Organized by the ICO Foundation and curated by María Toral, the exhibition brings together small-format works by 34 artists from the beginning of the 20th century to the 1980s, including both historical figures and contemporary figures in Spanish sculpture. The exhibition spans from the early avant-garde movements, with the Cubism of Pablo Picasso and Juan Gris, to more recent approaches represented by artists such as Jaume Plensa and Juan Muñoz.
Establishing a direct dialogue between line and volume, the exhibition combines sculptures with drawings by the artists themselves, offering visitors the opportunity to delve into the aesthetic and conceptual universe of each creator. An informative chronology complements the selection, contextualizing the pieces within the framework of international sociopolitical events that influenced the evolution of artistic movements in Spain.

"Navigating the 20th Century. Drawing and Sculpture in the ICO Collections". Photograph by Julio César González. Image courtesy of the ICO Museum.
A space between landscape and architecture
The exhibition positions Cubism as a turning point in relation to tradition. From the late 19th century, sculpture began to shed its religious, commemorative, or funerary functions, questioning its relationship with space. Throughout the 20th century, sculptural language expanded its formal and material boundaries, incorporating new resources and exploring increasingly experimental approaches that broadened its expressive possibilities.

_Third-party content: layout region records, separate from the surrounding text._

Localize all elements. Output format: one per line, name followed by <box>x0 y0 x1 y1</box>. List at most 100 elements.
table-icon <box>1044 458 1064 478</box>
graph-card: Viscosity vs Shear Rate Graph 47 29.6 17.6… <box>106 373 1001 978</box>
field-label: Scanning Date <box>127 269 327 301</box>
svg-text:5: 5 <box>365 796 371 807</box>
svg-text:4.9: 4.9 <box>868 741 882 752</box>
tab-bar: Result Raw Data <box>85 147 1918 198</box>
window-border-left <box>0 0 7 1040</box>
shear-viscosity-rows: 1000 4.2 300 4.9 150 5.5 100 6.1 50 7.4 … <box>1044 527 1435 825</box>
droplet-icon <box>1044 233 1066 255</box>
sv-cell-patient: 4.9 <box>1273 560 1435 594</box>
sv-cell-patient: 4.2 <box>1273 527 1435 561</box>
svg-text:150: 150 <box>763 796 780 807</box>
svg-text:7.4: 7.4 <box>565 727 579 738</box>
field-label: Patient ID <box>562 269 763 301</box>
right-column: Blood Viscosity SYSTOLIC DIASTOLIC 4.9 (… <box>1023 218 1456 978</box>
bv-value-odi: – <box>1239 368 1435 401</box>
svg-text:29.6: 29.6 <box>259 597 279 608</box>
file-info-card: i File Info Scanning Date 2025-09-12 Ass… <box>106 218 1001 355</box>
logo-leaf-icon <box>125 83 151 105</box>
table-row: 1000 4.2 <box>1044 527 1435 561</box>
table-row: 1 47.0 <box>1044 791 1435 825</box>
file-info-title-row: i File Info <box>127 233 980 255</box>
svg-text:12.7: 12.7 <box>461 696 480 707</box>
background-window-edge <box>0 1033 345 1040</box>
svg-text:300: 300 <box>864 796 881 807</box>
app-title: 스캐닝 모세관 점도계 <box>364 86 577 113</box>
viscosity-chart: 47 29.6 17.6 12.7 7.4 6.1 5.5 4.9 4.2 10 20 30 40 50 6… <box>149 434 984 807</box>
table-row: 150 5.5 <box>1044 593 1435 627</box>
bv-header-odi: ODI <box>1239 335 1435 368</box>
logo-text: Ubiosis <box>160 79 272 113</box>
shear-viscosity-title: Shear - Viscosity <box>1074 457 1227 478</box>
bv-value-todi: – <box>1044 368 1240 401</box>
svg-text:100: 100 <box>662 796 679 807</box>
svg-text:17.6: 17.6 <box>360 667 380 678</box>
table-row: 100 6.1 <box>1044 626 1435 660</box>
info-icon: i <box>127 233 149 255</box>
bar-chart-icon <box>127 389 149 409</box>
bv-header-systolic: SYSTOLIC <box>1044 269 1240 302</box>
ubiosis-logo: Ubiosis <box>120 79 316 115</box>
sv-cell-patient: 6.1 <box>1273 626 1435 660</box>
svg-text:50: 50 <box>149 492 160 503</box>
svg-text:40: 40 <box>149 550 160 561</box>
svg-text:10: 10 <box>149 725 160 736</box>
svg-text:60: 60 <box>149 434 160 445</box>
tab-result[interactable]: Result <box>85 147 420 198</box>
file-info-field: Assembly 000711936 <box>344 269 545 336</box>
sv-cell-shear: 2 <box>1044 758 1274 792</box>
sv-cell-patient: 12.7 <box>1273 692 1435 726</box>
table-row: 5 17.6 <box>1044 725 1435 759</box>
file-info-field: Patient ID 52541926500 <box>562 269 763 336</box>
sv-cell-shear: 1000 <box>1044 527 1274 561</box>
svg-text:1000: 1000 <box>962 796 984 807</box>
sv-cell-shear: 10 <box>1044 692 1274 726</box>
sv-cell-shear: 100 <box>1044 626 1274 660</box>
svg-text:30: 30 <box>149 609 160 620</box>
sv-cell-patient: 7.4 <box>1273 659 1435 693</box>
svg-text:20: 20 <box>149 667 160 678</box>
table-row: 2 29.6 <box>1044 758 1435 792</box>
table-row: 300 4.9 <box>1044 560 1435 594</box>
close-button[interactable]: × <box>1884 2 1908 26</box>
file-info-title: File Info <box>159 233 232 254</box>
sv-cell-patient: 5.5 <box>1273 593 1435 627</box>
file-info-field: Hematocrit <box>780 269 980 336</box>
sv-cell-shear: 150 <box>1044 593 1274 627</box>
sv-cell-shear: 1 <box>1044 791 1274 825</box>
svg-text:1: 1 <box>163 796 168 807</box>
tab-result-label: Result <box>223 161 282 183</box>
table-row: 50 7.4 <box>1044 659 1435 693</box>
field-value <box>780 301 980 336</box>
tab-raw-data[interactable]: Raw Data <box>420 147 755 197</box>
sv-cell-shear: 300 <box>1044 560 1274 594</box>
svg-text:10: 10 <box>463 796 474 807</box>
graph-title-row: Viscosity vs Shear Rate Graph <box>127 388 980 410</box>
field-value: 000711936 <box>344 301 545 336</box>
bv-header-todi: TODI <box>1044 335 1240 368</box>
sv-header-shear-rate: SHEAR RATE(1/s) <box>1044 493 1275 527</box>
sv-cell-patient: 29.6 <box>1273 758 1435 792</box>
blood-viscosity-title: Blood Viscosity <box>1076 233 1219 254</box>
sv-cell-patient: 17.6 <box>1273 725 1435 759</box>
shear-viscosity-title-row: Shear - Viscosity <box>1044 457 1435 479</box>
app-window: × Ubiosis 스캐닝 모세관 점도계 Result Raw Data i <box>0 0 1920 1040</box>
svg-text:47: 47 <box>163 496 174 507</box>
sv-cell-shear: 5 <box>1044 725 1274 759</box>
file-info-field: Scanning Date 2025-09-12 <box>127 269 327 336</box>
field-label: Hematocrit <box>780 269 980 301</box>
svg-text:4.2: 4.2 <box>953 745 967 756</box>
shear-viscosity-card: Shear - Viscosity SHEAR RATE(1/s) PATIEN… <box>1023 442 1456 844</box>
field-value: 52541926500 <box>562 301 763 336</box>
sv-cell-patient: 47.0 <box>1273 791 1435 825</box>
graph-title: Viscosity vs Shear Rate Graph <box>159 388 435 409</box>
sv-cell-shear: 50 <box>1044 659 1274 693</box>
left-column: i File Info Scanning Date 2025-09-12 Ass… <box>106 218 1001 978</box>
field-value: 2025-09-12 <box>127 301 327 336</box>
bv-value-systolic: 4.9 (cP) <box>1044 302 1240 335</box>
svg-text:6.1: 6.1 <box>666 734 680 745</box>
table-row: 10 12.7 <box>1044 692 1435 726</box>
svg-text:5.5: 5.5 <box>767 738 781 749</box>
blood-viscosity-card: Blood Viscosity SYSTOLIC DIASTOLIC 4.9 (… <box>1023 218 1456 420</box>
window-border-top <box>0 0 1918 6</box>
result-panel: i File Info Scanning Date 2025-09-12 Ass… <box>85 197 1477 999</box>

The exhibition traces some of the main movements and contexts that shaped the evolution of 20th-century sculpture, from Surrealism and the practices developed in exile after the Spanish Civil War to the Informalism of the 1950s and 1960s. The journey extends to the years of the democratic transition and the 1980s, a period characterized by a greater diversity of creative languages and approaches.

"Navigating the 20th Century. Drawing and Sculpture in the ICO Collections". Photograph by Julio César González. Image courtesy of the ICO Museum.
The exhibition also includes a reflection on the link between sculpture and architecture, in keeping with the ICO Museum's work in promoting this discipline. In this sense, works by authors such as Antoni Gaudí, Álvaro Siza and Juan Navarro Baldeweg are incorporated, whose trajectories demonstrate a shared conception of space, volume and materiality.